So many times, I have struggled with healthcare executives who seem to think that workplace violence prevention somehow interferes with the mission to provide high-quality care. That assertion is absolute bullshit. I apologize for the foul language, but I feel the need to be blunt. The truth is the complete opposite; proper workplace violence prevention improves patient care. These goals are not mutually exclusive; they are mutually supportive.
When I say mutually supportive, what I mean is violence prevention efforts support improving patient outcomes. Clinically integrated violence prevention allows us to reduce negative outcomes like restraints or seclusion in favor of improving positive outcomes like reducing length of stay. These quality care impacts give us a unique opportunity to measure violence prevention in terms of positive patient outcomes.
The most gratifying opportunity here is that we can improve patient outcomes and employee engagement. We know that improvements in violence prevention enhance the engagement of our frontline clinical staff which then improves their ability to engage with their patients. This presents the dual benefit of improving positive patient outcomes while reducing negative employee challenges like high turnover rates and employee burnout.

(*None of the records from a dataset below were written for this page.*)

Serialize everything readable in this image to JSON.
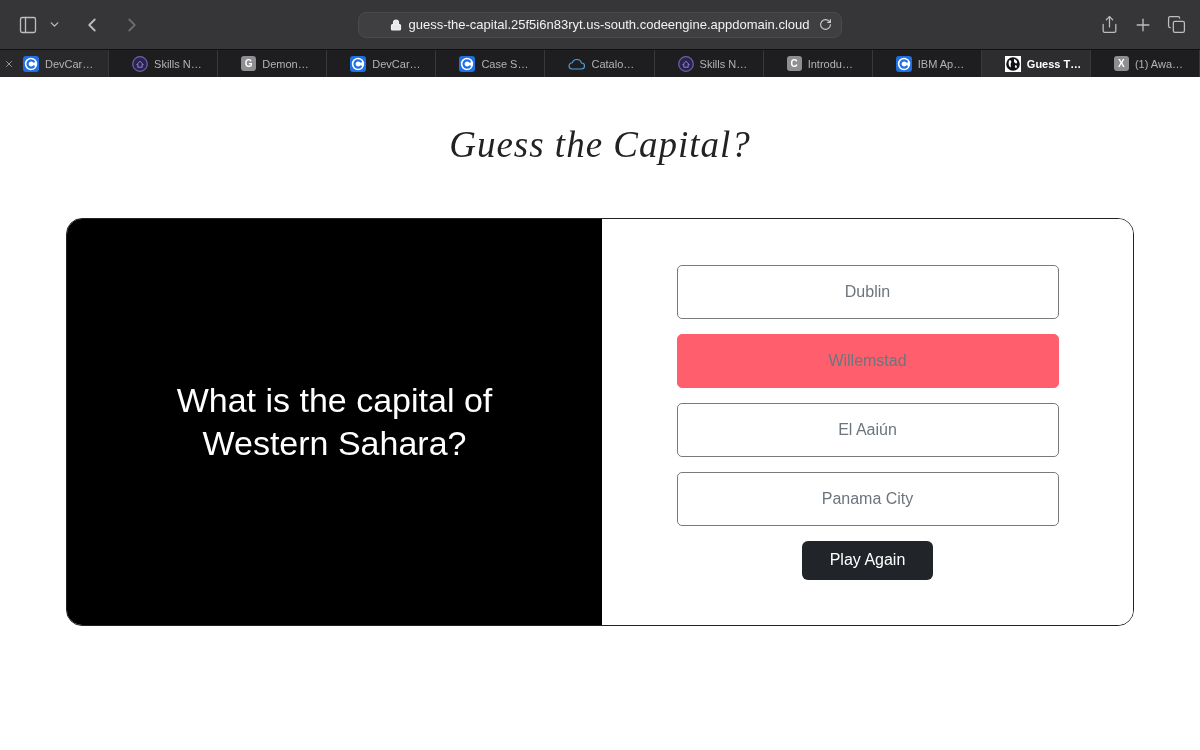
{
  "browser": {
    "toolbar": {
      "back_button": {
        "disabled": false
      },
      "forward_button": {
        "disabled": true
      },
      "address": "guess-the-capital.25f5i6n83ryt.us-south.codeengine.appdomain.cloud"
    },
    "tabs": [
      {
        "label": "DevCar…",
        "favicon": {
          "kind": "c-logo"
        },
        "selected": false,
        "hovered": true
      },
      {
        "label": "Skills N…",
        "favicon": {
          "kind": "ring-logo"
        },
        "selected": false,
        "hovered": false
      },
      {
        "label": "Demon…",
        "favicon": {
          "kind": "letter",
          "letter": "G"
        },
        "selected": false,
        "hovered": false
      },
      {
        "label": "DevCar…",
        "favicon": {
          "kind": "c-logo"
        },
        "selected": false,
        "hovered": false
      },
      {
        "label": "Case S…",
        "favicon": {
          "kind": "c-logo"
        },
        "selected": false,
        "hovered": false
      },
      {
        "label": "Catalo…",
        "favicon": {
          "kind": "cloud"
        },
        "selected": false,
        "hovered": false
      },
      {
        "label": "Skills N…",
        "favicon": {
          "kind": "ring-logo"
        },
        "selected": false,
        "hovered": false
      },
      {
        "label": "Introdu…",
        "favicon": {
          "kind": "letter",
          "letter": "C"
        },
        "selected": false,
        "hovered": false
      },
      {
        "label": "IBM Ap…",
        "favicon": {
          "kind": "c-logo"
        },
        "selected": false,
        "hovered": false
      },
      {
        "label": "Guess T…",
        "favicon": {
          "kind": "globe"
        },
        "selected": true,
        "hovered": false
      },
      {
        "label": "(1) Awa…",
        "favicon": {
          "kind": "letter",
          "letter": "X"
        },
        "selected": false,
        "hovered": false
      }
    ]
  },
  "page": {
    "title": "Guess the Capital?",
    "question": "What is the capital of Western Sahara?",
    "answered_correctly": false,
    "options": [
      {
        "label": "Dublin",
        "selected": false
      },
      {
        "label": "Willemstad",
        "selected": true
      },
      {
        "label": "El Aaiún",
        "selected": false
      },
      {
        "label": "Panama City",
        "selected": false
      }
    ],
    "play_again_button": "Play Again"
  }
}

Additionally, we can see positive benefits in the reduction of worker compensation claims and lost or reduced productivity.
In the grand scheme of the workplace violence prevention discussion, it seems to me that this is a missed opportunity for inflection. If it is our goal to move violence prevention efforts forward, we must point to the benefits to employee engagement and the benefits to patient care. These two points of justification help us to pull in increased support and resourcing. It is a missed opportunity to focus on only one side of this equation. Workplace violence prevention is good for our employees and our patients.
What are your thoughts? Have you used the improved patient outcomes argument to justify resources for workplace violence prevention? Do you see the benefit of both sides of this argument? Join the conversation in the comments below, and don’t forget to like, follow, and share to support the proactive security blog.
Couldn’t agree more! I would also say “Create a safer environment, improve patient care.” When clinicians feel safe, care is improved. That’s been proven.
I have been working over the last few years with hospitals who have embraced our ferromagnetic detection tools all around the country and the message is clear – the added layer has not been a negative… it’s been an overwhelming positive.
Now we just need to get some white papers out there so you dont just have to take my word for it. 😄
Hard to imagine executives would disagree with this philosophy. I’m guessing it’s more of a disagreement with the proposed tactics for violence prevention?
Peter, I think a big part of it is our (healthcare security professionals) historical inability to articulate this connection well. I think we’ve culturally accepted a segregation between security work and patient care, and that keeps us for seeing the mutually supportive benefits.
Makes sense…love what you’re doing in this space. I regularly read your work and share with my colleagues.